When Sour Turns To Sweet
The Lemon Twigs Do Hollywood
With a wee bit of help from some very lucky friends, The Lemon Twigs Do Hollywood. It’s hard to know where to begin with this record. So I’ll begin at the end. I recommend all twelve inches of this record.
“Do Hollywood” was released in 2016 which means it was released about 46 years after the last record I reviewed (Grand Funk “Live Album”). According to tumblr, it took nearly two years for me to get around to reviewing another record in any substantive way. My Instagram (@supertodd5000) grunts and groans hardly count they’re so brief. Why so long since my last review? The best answer is I’m lazy. The second best answer is that I’ve been ghostwriting my own unauthorized autobiography. But that information stands in the way of the Lemon Twigs Do Hollywood record review. So let’s get on with it.
Intimidating. Menacing. Emasculating. These are three of the feelings washing over me as I listen to the last few bits of “A Great Snake.” Quite possibly the best new song I’ve heard in 2 years. Why these strange feelings? Because I’m told the D’Addario brothers (Michael and Brian) are 17 and 19 years old, respectively. Or is it the other way around? I’m not sure which is which and I suspect they’ve forgotten as well. The point is they’ve accomplished more in six months than I have in twenty five years. Put another way, I could be their great great great grandfather.
The liner notes claim they can play every instrument known in the Western Hemisphere and I believe it. At the insistence of local celebrity writer and social media poet Alan Spindle, I paid ten dollars to see them perform an outrageous set of rock and roll at Chicago’s Empty Bottle a couple weeks ago. The D’Addario brothers traded between drums, guitars and keyboards in a way that seems comical on paper but works perfectly when you’re standing so close you can smell them before you see them.
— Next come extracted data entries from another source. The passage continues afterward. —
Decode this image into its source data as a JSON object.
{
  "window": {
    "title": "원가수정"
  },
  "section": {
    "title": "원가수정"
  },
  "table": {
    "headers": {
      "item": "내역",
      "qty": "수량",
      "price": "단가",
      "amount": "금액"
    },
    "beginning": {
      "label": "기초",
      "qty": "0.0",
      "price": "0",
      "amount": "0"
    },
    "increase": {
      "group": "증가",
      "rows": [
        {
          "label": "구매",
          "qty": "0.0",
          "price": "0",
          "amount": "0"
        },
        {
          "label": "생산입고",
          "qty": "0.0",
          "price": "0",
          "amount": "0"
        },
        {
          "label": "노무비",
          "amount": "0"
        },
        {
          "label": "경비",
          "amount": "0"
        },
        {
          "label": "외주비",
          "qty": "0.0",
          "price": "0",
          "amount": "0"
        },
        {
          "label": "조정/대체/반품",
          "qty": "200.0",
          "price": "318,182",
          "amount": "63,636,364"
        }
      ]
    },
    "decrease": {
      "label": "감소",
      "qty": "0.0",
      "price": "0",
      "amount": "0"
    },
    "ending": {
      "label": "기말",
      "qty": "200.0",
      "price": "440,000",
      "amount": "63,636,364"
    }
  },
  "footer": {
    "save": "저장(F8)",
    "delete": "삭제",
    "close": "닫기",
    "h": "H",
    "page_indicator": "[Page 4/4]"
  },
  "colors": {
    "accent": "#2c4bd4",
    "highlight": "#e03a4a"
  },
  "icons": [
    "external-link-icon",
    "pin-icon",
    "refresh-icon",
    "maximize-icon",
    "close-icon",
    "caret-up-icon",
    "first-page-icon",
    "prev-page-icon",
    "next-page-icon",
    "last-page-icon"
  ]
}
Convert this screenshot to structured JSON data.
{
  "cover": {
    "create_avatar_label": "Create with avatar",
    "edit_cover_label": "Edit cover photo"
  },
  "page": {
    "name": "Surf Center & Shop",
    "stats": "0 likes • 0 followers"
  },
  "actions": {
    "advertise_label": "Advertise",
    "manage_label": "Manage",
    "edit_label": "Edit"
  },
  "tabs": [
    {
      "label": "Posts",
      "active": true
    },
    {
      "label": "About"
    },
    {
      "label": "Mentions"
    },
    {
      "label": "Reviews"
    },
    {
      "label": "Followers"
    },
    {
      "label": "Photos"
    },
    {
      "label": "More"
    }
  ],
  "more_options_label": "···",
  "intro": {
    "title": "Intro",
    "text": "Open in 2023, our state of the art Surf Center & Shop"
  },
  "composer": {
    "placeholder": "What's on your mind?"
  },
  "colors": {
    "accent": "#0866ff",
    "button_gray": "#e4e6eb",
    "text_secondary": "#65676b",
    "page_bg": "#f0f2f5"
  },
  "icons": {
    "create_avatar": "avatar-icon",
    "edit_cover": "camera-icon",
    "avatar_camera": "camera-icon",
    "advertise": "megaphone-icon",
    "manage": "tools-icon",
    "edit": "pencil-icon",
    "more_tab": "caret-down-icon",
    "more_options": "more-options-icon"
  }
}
The music. At first I was having fun conjuring all the influences and references in the grooves of this record. Brill Building writers meet Peter Gabriel on a boat slowly ferrying across the Mersey with a Beatle, Phil Spector, Todd Rundgren, two Eric Carmens and Dr. Teeth and The Electric Mayhem playing live while the cast of Under The Rainbow scampers about.
Songs can (and do) include moments of doo-wop, 1950s R&B, multiple movements (think Yes, early 70s Genesis) and the type of power pop riffs familiar to fans of Big Star, Raspberries and Dwight Twilley. At times I thought I was hearing an unreleased b-side from The Strokes. Or a Beck Hansen outtake. I even wondered if they were in The Monkees but quickly discounted that after doing the math.
There’s a great deal of studio knob-twiddling, button-pushing and orchestral frippery involved in this record, but I largely consider it an omnipresent gift. You get the sense they asked a studio engineer “what’s this button do?” and she said “try it.” And they did. Over and over and over. That’s not to say all that wrist-work takes a front seat while the energetic crunching guitars ride in the trunk. Not at all. It’s more like every bit of this music rides on the roof of a 1970 El Camino as it roars toward the edge of a cliff.
Every time I’d get the sense that the aural sculpture they were crafting was getting a bit ponderous, the noises would disappear only to reappear five or six minutes later disguised cleverly as another bleep, blip or bloop. When things seemed too pompous they’d transition into an acoustic moment descending into a dirge and coming out of a side-hatch into a Partridge Family jangle before jumping into the saddle of a full frontal riff.
Strangely, it all seems to make sense. And it’s fun. And fresh. Sure, it’s easy to quibble with this thing or that because it reminds you of something you’ve heard before. Keep in mind, somebody heard Elvis’ first single and said he ripped off Big Mama Thornton or Ernest Tubb. People hearing Led Zeppelin for the first time knew they’d worn out some Robert Johnson records before recording their first long-player. A guy once told me he was glad the Black Crowes sounded like the Rolling Stones because The Stones didn’t sound like The Stones anymore. And on an on it goes.
The Lemon Twigs Do Hollywood. And then some.
Here’s a link to one half of the formula (click it! >) The Studio Vibe.
And here’s a link to another half of the formula (click it! >) The Live Vibe.
You should buy this record at your local record shop or forever live in a past that has no future. And vice versa.